The Supreme Court will pronounce its judgement on a batch of petitions challenging Justice Lodha Committee recommendations today.
If the Supreme Court’s past orders and directions during hearing in the case are taken into consideration, one can except some tough decisions, which may help weed out deep-rooted corruption in India’s top cricketing body.
Justice Lodha committee was set up to probe into the spot and match fixing scandal that rocked 2013 version of the Indian Premier League.
While probing, the panel found that betting and match fixing were “deep-rooted” diseases, and hence the entire cricketing body needed reform.
The panel recommended several measures, including a cap on the upper age limit for BCCI officials and not allowing chargesheeted persons to become BCCI office holders.
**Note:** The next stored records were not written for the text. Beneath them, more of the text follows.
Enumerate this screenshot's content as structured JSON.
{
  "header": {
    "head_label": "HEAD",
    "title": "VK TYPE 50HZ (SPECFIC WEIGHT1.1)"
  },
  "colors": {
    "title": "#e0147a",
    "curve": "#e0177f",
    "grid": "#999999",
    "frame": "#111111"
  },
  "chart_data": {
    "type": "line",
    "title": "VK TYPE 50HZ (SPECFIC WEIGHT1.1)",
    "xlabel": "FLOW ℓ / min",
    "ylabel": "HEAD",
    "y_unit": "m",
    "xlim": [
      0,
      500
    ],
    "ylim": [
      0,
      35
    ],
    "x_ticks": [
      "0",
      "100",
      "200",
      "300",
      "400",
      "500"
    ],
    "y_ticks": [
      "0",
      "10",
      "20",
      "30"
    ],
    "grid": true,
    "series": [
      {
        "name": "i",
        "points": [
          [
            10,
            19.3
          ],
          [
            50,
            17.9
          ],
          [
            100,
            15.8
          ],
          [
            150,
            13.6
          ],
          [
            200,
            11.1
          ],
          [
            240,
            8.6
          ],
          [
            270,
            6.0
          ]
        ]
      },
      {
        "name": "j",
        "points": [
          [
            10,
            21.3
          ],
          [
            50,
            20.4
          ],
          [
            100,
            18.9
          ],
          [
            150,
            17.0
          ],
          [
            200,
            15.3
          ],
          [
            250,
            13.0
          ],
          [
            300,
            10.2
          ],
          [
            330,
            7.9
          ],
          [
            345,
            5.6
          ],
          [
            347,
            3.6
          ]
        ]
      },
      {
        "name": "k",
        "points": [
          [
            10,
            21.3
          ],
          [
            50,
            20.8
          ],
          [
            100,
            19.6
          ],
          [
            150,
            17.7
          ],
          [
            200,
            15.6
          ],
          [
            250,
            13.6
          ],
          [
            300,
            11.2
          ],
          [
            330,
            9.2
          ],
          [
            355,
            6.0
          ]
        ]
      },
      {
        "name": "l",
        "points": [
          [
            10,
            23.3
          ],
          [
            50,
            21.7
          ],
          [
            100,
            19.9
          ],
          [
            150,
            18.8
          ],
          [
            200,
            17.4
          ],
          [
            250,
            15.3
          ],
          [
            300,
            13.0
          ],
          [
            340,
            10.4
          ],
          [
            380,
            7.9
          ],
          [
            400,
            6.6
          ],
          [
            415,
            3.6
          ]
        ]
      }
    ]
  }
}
“… Betting, match-fixing were deep rooted diseases. It is the root which has been found by the committee. The disease (in BCCI) was so deep rooted that it could not have been healed with medicines. It needed proper diagnosis and a surgery which was important. Hence a competent committee of dedicated, committed and honest doctors was formed to do it,” the court observed during hearing earlier.
While the apex court had ordered BCCI to adopt Lodha panel recommendations, the cricket body decided to move against the order, citing “anomalies and difficulties” in implementing the recommendations.
With the final order to be announced today, one can hope an end to the legal battle and also the start of a new era in cricket in India.
“The SC order would mark the beginning of ‘achhe-din’ in Indian cricket. We are hoping that the apext court verdict will be strong and pave way for cleaning the cricket adminstration marred by corruption in India,” petitioner Aditya Kumar told Times Now.
If the SC orders the implementation of Lodha panel recommendation in totality, the current BCCI chief Anurag Thakur may face the axe as he is chargesheeted in a case in Himachal Pradesh.
“If SC accepts the recommendations then Thakur will have to leave,” said Kumar.